Субедей уселся на седло, застеленное белой кошмой, махнул рукой рыбаку.
– Никакой награды мне не надо, господин, – отвечал Варун. – Поведаю всё о нашем море, только прикажи своим воинам не трогать рыбарей, мы принесём тебе рыбы столько, сколько скажешь.
– Разрешаю присесть, – ответил Субедей. – И начинай говорить.
– Это всё есть Сурожское море, великий господин, оно известно с давних пор. Древние народы его называли Меотийским болотом.
– Кто такие древние народы? – встрепенулся Субедей.
– Они очень давно жили, – ответил Варун. – Греки в основном.
– Неважно, – поморщился полководец, – наш великий каган мощнее и величественней всех! Все лягут у порога его золотой юрты. Говори!
– Наше море и вправду неглубоко, не более семи метров. Сюда впадают Дон, Кубань, Кальмиус… Здесь так много рыбы, что даже ребёнок на один крючок может наловить столько, что хватит на большую семью.
– Это хорошо! – воскликнул полководец. – Голодать – плохо… Продолжай.
– Есть у нас белуга, осетр, однобокая камбала с колючими шипами, лобан.
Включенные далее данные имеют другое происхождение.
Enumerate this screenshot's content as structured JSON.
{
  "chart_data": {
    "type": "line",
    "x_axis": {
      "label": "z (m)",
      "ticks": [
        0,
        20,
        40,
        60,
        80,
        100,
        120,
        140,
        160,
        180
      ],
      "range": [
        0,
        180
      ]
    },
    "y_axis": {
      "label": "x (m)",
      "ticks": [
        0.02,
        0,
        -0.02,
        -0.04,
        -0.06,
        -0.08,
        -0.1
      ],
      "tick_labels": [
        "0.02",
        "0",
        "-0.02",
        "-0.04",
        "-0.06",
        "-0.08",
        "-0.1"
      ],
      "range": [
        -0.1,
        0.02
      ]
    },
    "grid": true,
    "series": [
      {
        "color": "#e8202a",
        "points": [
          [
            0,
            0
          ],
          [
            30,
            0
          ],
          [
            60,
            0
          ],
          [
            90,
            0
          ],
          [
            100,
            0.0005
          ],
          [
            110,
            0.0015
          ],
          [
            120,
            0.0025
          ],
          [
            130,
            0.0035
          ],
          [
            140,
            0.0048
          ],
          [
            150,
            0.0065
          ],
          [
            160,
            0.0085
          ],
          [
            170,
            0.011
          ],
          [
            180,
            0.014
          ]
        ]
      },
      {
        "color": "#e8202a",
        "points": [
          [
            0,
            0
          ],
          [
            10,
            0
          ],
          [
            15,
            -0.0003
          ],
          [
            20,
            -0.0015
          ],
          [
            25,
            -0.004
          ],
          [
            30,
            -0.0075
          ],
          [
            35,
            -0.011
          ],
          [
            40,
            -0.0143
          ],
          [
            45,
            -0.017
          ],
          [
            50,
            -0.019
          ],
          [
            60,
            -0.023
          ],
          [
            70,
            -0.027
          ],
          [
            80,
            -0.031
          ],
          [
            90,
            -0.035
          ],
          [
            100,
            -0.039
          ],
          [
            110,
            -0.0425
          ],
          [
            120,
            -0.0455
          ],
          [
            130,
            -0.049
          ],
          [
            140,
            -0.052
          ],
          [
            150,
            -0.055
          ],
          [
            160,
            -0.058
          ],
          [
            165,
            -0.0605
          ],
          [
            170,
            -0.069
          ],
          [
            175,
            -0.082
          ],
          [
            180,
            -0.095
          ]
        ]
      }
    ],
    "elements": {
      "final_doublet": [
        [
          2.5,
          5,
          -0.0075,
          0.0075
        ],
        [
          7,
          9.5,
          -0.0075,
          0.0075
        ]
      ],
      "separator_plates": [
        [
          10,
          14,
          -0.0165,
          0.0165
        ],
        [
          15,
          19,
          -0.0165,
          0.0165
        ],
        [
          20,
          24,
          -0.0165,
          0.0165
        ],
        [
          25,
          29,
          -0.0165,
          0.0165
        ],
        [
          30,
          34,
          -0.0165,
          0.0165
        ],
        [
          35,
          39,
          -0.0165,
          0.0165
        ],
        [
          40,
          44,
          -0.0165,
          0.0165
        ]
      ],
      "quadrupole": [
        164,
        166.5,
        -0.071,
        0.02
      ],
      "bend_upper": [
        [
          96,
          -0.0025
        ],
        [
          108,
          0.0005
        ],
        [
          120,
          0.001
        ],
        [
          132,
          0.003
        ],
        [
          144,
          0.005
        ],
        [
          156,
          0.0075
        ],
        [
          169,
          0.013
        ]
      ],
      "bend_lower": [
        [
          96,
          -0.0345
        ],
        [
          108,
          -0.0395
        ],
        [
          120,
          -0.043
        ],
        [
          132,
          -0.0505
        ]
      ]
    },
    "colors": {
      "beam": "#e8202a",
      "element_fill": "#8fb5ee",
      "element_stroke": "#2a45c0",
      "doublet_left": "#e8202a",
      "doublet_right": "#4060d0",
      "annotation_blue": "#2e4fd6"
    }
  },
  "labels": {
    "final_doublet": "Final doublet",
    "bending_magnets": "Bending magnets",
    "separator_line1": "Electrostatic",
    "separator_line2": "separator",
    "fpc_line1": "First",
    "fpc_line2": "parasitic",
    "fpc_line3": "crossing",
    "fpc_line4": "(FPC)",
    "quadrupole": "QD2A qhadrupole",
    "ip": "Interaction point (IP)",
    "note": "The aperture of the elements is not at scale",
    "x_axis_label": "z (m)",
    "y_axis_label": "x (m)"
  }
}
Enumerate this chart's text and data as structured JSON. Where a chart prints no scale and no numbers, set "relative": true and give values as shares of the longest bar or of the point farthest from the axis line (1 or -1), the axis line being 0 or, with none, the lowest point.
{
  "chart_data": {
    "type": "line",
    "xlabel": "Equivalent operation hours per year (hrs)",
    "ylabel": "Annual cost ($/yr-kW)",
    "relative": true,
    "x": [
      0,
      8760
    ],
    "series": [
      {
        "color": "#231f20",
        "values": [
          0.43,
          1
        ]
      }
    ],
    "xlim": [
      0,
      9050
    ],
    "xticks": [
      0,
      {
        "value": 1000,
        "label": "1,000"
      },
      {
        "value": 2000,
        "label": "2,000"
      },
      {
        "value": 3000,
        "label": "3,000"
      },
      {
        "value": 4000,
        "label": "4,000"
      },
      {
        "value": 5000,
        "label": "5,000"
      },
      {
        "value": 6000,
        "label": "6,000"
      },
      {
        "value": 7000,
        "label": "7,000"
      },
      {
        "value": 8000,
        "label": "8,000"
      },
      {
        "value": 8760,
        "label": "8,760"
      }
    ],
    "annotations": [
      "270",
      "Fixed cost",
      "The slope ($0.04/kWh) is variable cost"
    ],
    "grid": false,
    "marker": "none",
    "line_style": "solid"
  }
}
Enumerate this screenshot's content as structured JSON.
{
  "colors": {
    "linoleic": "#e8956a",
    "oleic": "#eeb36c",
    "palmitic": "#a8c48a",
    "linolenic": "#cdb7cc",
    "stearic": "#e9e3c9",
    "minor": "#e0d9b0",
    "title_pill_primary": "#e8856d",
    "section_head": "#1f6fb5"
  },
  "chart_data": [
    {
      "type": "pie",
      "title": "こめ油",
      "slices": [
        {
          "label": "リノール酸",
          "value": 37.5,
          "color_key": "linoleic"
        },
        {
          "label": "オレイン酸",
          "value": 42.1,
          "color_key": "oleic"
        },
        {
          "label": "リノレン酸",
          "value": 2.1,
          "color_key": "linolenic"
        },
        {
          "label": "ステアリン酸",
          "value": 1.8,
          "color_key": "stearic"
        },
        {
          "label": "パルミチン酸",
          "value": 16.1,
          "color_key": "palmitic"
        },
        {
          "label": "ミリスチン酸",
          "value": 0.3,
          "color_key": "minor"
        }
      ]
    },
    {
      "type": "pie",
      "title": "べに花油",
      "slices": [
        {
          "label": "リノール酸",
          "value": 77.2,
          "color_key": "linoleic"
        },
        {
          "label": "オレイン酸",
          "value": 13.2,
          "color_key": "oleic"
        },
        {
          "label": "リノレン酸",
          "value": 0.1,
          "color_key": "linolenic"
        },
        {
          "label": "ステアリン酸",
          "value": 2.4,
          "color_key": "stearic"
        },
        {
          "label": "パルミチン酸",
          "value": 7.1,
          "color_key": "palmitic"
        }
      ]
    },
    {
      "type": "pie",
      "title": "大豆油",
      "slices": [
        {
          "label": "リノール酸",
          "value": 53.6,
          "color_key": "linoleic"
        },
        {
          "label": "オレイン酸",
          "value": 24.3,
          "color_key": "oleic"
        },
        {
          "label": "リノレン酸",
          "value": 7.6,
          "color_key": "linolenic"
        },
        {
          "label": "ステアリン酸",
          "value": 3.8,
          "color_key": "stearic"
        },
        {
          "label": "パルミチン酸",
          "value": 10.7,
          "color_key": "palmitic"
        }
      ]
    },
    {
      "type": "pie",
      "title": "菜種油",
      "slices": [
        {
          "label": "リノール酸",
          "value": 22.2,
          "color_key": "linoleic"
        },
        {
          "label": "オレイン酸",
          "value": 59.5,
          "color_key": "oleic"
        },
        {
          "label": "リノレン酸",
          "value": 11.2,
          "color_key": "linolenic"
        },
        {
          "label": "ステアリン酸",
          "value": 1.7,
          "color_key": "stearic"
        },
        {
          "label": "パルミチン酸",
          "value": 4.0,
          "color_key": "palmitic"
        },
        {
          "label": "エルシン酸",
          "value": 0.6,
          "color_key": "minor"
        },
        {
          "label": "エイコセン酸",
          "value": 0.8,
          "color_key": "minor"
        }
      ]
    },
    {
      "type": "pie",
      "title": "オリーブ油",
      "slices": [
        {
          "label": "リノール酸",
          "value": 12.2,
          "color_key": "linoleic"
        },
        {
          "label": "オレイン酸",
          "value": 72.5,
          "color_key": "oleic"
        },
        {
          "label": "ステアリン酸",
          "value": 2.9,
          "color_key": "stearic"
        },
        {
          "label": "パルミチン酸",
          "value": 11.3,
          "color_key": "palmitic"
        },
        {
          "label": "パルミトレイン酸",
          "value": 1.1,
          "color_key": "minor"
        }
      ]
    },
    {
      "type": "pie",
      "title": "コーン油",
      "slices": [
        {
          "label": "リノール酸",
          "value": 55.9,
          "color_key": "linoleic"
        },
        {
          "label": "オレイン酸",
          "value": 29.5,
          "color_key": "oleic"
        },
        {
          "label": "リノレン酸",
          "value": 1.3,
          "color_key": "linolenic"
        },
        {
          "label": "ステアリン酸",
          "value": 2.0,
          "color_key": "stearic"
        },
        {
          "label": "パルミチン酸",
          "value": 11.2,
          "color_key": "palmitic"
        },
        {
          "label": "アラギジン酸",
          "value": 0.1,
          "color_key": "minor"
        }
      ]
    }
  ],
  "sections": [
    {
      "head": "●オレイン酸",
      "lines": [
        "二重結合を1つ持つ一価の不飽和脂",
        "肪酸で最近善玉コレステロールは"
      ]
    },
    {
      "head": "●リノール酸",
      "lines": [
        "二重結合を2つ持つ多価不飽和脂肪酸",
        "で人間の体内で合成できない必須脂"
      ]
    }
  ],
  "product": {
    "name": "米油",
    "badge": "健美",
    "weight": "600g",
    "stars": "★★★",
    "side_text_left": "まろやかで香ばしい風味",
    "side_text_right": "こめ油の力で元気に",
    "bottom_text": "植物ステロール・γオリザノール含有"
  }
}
Прочая рыба у нас называется – бель, разнорыбица. Вялим, солим, коптим впрок. Соль своя, под рукой, в Тьмутаракани. Море нас кормит, мы его любим…
– Хорошо! – ответил Субедей. – Мне твой рассказ понравился, всё в нём ясно и коротко, ты можешь идти… Монх-Оргил, проводи его, и пусть никто не причинит вреда этим рыбакам. И пусть мне ставят юрту на самом берегу! А вечером я хочу попробовать дары этого моря.
Среди монголов нашлось немало тех, которые в далёкой Монголии жили на берегах «золотого Онона и голубого Керулена». Они радостно взялись за добычу рыбы, потому что успели изрядно соскучиться по любимому ремеслу. В течение нескольких месяцев монгольские воины вкушали дары Сурожского моря, многим это нравилось после однообразной конины, баранины и говядины.
Субедей, убедившись, что Варун говорил правду, стал уважительно называть Сурожское море Балык-денгиз (Рыбное море) и Чабак-денгиз (Чебачье, Лещиное море).
Шатер Субедея поставили на берегу моря. Никто не знал, почему полководец распорядился именно так и что это за тоска степняка по морским волнам.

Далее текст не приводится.